About 70 percent of patients with sepsis recently used healthcare services or had chronic diseases that required frequent medical care, according to a Vital Signs report released by the Centers for Disease Control and Prevention (CDC).
But sepsis, the body’s overwhelming and life-threatening response to an infection, begins outside of the hospital for nearly 80 percent of patients. That’s an opportunity for improvement—and intervention for both hosptials and long-term care facilities.
“When sepsis occurs, it should be treated as a medical emergency,” said CDC Director Tom Friedan, MD, MPH, in a press release. “Doctors and nurses can prevent sepsis and also the devastating effects of sepsis, and patients and families can watch for sepsis and ask, ‘Could this be sepsis?’”
Healthcare providers can prevent infections by following infection control requirements and ensure patients get recommended vaccines, educate patients and their families, recognizing signs and symptoms, order tests if sepsis is suspected and start antibiotics immediately and frequently check patient progress.
People with an infection are more susceptible to sepsis, including people age 65 and up, those with weakened immune systems and chronic medical conditions such as diabetes.
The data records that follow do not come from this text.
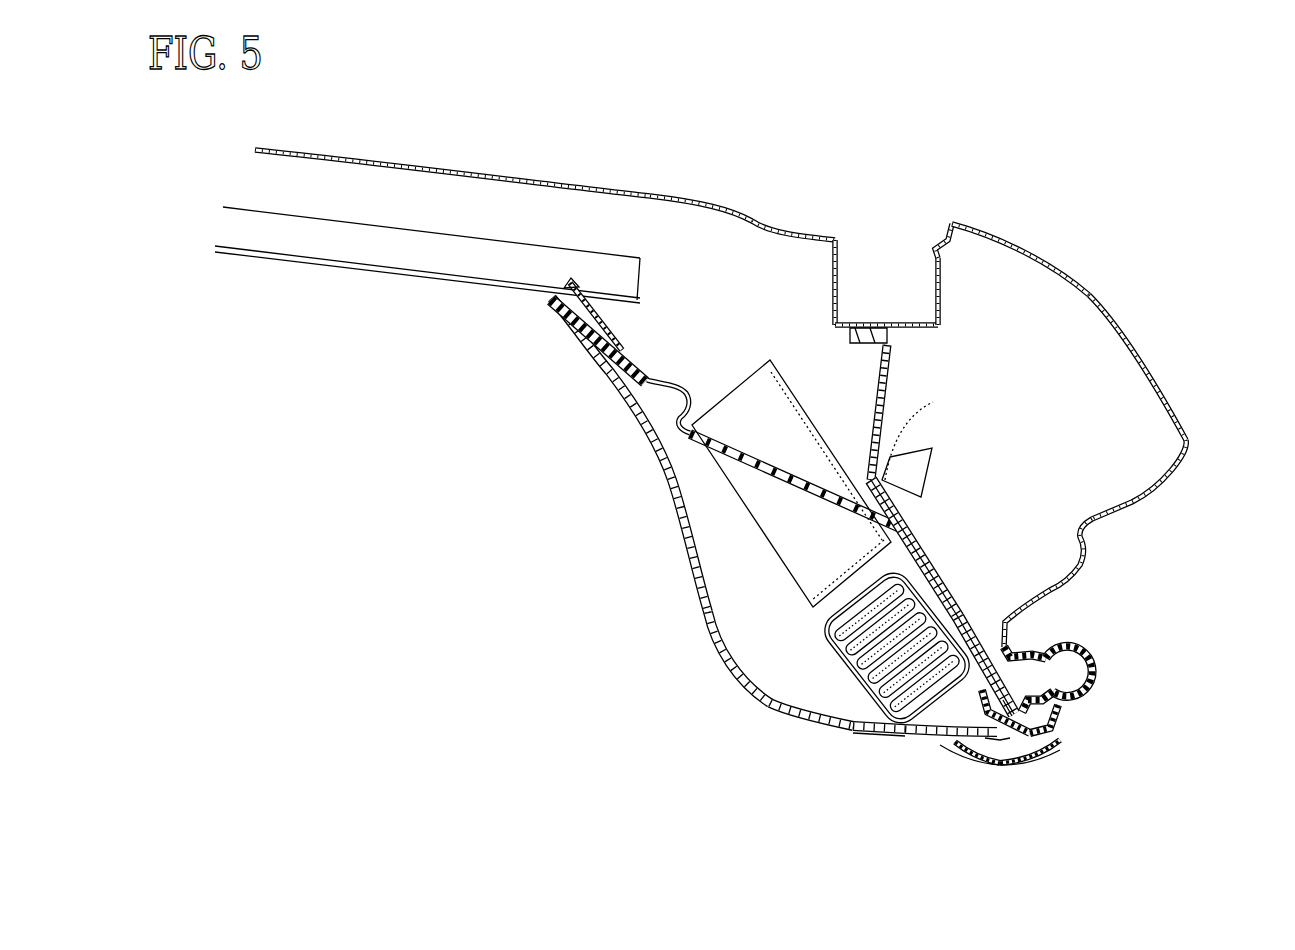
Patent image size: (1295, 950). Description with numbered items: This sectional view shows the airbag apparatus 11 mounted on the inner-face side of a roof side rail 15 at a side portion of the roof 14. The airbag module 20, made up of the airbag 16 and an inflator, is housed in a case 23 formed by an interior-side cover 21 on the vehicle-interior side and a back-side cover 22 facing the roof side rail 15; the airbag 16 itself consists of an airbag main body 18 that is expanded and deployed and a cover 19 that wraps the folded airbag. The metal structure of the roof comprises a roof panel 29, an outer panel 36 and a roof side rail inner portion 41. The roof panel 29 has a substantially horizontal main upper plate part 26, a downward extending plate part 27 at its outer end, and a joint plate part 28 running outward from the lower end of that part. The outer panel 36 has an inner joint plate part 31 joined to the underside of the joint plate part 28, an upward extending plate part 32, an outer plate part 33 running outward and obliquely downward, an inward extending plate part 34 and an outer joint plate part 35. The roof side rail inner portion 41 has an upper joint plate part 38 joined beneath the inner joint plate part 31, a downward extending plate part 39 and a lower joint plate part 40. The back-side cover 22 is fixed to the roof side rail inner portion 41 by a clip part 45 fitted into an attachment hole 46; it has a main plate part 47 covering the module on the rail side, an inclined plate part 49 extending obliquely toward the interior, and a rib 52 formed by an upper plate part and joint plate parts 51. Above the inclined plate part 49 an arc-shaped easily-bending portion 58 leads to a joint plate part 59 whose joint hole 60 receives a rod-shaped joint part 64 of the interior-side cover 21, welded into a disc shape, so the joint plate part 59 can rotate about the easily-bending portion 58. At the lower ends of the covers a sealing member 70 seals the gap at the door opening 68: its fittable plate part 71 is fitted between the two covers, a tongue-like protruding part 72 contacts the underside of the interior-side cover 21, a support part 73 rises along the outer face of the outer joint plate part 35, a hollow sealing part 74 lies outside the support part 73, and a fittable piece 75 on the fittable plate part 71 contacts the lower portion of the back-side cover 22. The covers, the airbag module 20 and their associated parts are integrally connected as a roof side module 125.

The airbag apparatus 11 is at (811, 796).
The roof 14 is at (497, 162).
The roof side rail 15 is at (1033, 241).
The airbag 16 is at (830, 660).
The airbag main body 18 is at (862, 728).
The cover 19 is at (840, 684).
The airbag module 20 is at (933, 734).
The interior-side cover 21 is at (742, 700).
The back-side cover 22 is at (760, 554).
The case 23 is at (883, 741).
The main upper plate part 26 is at (650, 188).
The downward extending plate part 27 is at (838, 268).
The joint plate part 28 is at (875, 320).
The roof panel 29 is at (752, 213).
The inner joint plate part 31 is at (920, 318).
The upward extending plate part 32 is at (941, 282).
The outer plate part 33 is at (1090, 296).
The inward extending plate part 34 is at (1112, 507).
The outer joint plate part 35 is at (1067, 733).
The outer panel 36 is at (1196, 448).
The upper joint plate part 38 is at (852, 340).
The downward extending plate part 39 is at (892, 385).
The lower joint plate part 40 is at (1047, 736).
The roof side rail inner portion 41 is at (939, 540).
The clip part 45 is at (935, 470).
The attachment hole 46 is at (928, 403).
The main plate part 47 is at (977, 630).
The inclined plate part 49 is at (810, 488).
The joint plate part 51 is at (750, 390).
The rib 52 is at (769, 358).
The easily-bending portion 58 is at (688, 393).
The joint plate part 59 is at (573, 281).
The joint hole 60 is at (607, 325).
The joint part 64 is at (627, 338).
The door opening 68 is at (1065, 735).
The sealing member 70 is at (1102, 688).
The fittable plate part 71 is at (998, 735).
The lip 72 is at (983, 755).
The support part 73 is at (1023, 750).
The hollow sealing part 74 is at (1096, 660).
The fittable piece 75 is at (1007, 712).
The roof side module 125 is at (936, 770).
The most common infections that lead to sepsis are:
- lung, including pneumonia, 35 percent;
- urinary tract, including kidney infection, 25 percent;
- skin 11 percent; and
- gut 11 percent.
In most cases, the germ that caused the infection leading to sepsis was not identified. When it was, the most common offenders were Staphylococcus aureus, Escherichia coli (E. coli), and some types of Streptococcus.
For its part, the CDC is working to promote early recognition of sepsis, study risk factors, establish benchmarks for measuring the success of interventions and encourage preventive measures.